Odiédine et les deux guides du village des contreforts à l’ouest d’Okzat-Ozkat étaient donc assis côte à côte dans les trois sièges derrière elle. Elle n’avait pas la moindre idée de ce que Long et Iéyu pensaient de la situation. Odiédine leur avait expliqué ce qu’il pouvait, les avait rassurés du mieux qu’il le pouvait, et ils avaient pris place dans l’appareil d’un air impassible. Ils étaient tous les quatre épuisés, hébétés, usés.

L’avion vira vers l’est. Lorsqu’elle regarda vers le bas, elle aperçut le jaune des contreforts vierges de neige, le fil argenté de la rivière. L’Éréha. La Fille de la Montagne. Ils le suivirent, ce fil, jusqu’à Dovza-Ville, en le voyant peu à peu s’épaissir et se ternir.

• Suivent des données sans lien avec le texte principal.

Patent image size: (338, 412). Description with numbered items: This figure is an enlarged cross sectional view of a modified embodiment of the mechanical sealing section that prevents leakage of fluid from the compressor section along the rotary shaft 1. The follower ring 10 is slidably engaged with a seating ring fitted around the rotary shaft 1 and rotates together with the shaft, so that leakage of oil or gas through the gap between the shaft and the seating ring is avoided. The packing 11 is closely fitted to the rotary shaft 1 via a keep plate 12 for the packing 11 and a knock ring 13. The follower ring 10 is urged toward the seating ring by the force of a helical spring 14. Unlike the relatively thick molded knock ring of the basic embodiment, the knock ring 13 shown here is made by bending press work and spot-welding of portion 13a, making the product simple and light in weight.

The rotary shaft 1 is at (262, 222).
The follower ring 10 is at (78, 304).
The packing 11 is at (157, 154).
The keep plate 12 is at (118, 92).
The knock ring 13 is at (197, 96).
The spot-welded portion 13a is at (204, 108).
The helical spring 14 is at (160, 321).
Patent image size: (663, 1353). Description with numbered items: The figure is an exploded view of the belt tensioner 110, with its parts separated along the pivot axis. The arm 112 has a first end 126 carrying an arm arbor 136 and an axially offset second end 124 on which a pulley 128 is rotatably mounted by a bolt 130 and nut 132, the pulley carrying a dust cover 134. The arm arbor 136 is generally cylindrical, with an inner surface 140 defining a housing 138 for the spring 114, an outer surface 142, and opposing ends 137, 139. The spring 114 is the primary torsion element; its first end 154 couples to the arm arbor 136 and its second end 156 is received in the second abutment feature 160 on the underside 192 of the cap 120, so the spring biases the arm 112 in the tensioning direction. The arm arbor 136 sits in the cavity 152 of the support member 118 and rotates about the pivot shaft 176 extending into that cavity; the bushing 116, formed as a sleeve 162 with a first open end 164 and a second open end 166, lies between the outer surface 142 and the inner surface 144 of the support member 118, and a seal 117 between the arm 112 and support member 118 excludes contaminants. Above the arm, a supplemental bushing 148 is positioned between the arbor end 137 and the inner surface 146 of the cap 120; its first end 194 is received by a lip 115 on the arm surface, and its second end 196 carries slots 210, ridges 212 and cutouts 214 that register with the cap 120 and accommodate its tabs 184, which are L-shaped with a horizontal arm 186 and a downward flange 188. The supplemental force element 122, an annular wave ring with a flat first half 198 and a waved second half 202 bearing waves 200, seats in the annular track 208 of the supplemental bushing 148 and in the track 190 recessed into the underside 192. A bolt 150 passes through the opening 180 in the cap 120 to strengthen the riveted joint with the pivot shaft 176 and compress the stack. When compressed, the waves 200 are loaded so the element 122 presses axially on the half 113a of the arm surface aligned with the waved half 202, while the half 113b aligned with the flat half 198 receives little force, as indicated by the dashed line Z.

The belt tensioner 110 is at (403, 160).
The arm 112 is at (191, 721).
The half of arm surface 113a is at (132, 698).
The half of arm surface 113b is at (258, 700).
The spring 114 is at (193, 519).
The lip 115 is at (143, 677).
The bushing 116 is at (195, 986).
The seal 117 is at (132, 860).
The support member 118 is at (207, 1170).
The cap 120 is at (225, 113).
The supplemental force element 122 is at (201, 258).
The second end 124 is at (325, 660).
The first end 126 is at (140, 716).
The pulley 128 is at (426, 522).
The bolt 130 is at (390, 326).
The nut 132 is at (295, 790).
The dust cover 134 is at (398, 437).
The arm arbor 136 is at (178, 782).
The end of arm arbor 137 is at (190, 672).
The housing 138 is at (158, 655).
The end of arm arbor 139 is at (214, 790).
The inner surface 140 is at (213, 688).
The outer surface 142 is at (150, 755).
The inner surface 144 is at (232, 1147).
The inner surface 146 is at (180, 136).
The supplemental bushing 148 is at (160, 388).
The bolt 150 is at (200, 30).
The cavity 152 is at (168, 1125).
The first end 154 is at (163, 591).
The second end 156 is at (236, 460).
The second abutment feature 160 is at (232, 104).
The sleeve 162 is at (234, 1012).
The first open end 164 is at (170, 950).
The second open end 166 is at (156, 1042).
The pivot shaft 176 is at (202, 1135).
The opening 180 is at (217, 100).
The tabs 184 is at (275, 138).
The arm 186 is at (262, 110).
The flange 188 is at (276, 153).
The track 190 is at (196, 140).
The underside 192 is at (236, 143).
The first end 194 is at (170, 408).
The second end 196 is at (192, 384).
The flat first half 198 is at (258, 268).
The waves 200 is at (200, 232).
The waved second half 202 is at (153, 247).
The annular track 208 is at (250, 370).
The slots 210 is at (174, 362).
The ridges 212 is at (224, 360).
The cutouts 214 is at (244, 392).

— La culture de base, sous le vernis dovzien, n’est ni verticale, ni militante, ni agressive, ni progressiste, dit Sutty. Elle est horizontale, mercantile, discursive, homéostatique. Lors d’une crise, je pense qu’elle reprend le dessus. Je crois que nous pouvons marchander avec eux.

Napoléon Bonaparte considérait les Anglais comme une nation de boutiquiers, lui soufflait l’oncle Hurree. Ce n’est peut-être pas si mal, au fond ?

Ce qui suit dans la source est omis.